Lenovo Legion 2021Gen Family
If you were disappointed that Intel's latest gaming-fueled Tiger Lake-H35 processors only featured four cores and eight threads, we've got some good news for you this morning. The first signs of production laptops withTiger Lake-H45 processors have been spotted. While you probably surmised that Tiger Lake-H35 processors have a TDP of up to 35 watts, the H45 suffix, of course, corresponds with a higher 45-watt TDP.
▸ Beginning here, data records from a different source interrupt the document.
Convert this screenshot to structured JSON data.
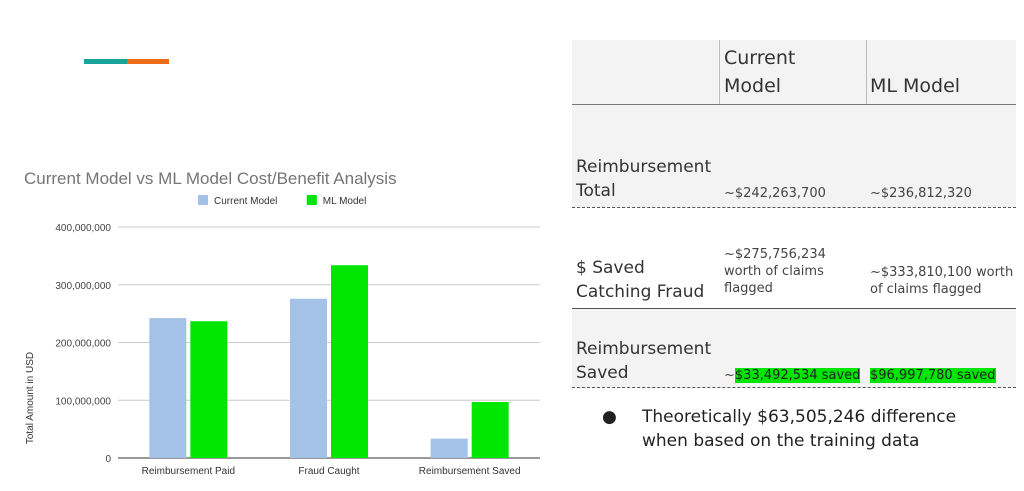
{
  "chart_data": {
    "type": "bar",
    "title": "Current Model vs ML Model Cost/Benefit Analysis",
    "xlabel": "",
    "ylabel": "Total Amount in USD",
    "categories": [
      "Reimbursement Paid",
      "Fraud Caught",
      "Reimbursement Saved"
    ],
    "series": [
      {
        "name": "Current Model",
        "color": "#a4c2e8",
        "values": [
          242263700,
          275756234,
          33492534
        ]
      },
      {
        "name": "ML Model",
        "color": "#00e600",
        "values": [
          236812320,
          333810100,
          96997780
        ]
      }
    ],
    "ylim": [
      0,
      400000000
    ],
    "yticks": [
      0,
      100000000,
      200000000,
      300000000,
      400000000
    ],
    "ytick_labels": [
      "0",
      "100,000,000",
      "200,000,000",
      "300,000,000",
      "400,000,000"
    ],
    "grid": true,
    "legend": "top"
  },
  "table": {
    "headers": {
      "col1_line1": "Current",
      "col1_line2": "Model",
      "col2": "ML Model"
    },
    "rows": [
      {
        "label_line1": "Reimbursement",
        "label_line2": "Total",
        "current": "~$242,263,700",
        "ml": "~$236,812,320"
      },
      {
        "label_line1": "$ Saved",
        "label_line2": "Catching Fraud",
        "current_line1": "~$275,756,234",
        "current_line2": "worth of claims",
        "current_line3": "flagged",
        "ml_line1": "~$333,810,100 worth",
        "ml_line2": "of claims flagged"
      },
      {
        "label_line1": "Reimbursement",
        "label_line2": "Saved",
        "current_prefix": "~",
        "current_hl": "$33,492,534 saved",
        "ml_hl": "$96,997,780 saved"
      }
    ]
  },
  "bullet": {
    "symbol": "●",
    "text": "Theoretically $63,505,246 difference when based on the training data"
  },
  "colors": {
    "accent_teal": "#1aa39a",
    "accent_orange": "#ef6c1a",
    "highlight": "#00e600"
  }
}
The higher TDP allows Intel to finagle 8-cores and 16 threads into the Tiger Lake-H45 processors. The increased core/thread count makes the processors proper successors to the Comet Lake-H family launched with laptops in early 2020. Intel previously confirmed that these processors would with turbo frequencies of up to 5GHz and this high watermark applies to the flagship of the Tiger Lake-H45 family: the Core i9-11900HK.

lenovo compsource

The Core i9-11900HK was discovered in a CompSource product listing for an unannounced Lenovo laptop. In this case, it's the Legion 7 gaming laptop with a 16-inch QHD display. The high-end specs don't stop there, however, as you'll also find 32GB of RAM, a 1TB SSD, and an NVIDIA GeForce RTX 3080 GPU. The CompSource product page lists a price of $950.20 for the laptop, which is woefully inaccurate and is likely a placeholder value. The laptop's price is probably closer to twice that price (or higher).

intel h series summary

There are also references to two other members of the Tiger Lake-H45 family: the Core i5-11400H (6 cores/12 threads, 2.4GHz/4.5GHz) and the Core i7-11800H (8 cores/12 threads, 2.4GHz/4.6GHz). All Tiger Lake-H45 processors feature support for 20 PCIe 4.0 lanes and native Thunderbolt 4 and integrated Wi-Fi 6E.

Tiger Lake-H45 so far is shaping up to be an impressive processor family for laptops, and we're eager to see how they will fare against AMD's Zen 3-based Ryzen 5000 family of mobile processors. AMD got the upper-hand against Intel by implementing PCIe 4.0 on its Zen 2 desktop processors back in 2019. But the company failed to bring the high-speed interface to its Zen 2-based Ryzen 4000 mobile processors or even its Ryzen 5000 successors (potentially for power consumption reasons). And AMD has not even introduced native Thunderbolt 3 support for laptops, while Intel has moved onto Thunderbolt 4. However, neither of these omissions have dulled the appeal of the Ryzen 4000/5000 families with potential laptop buyers.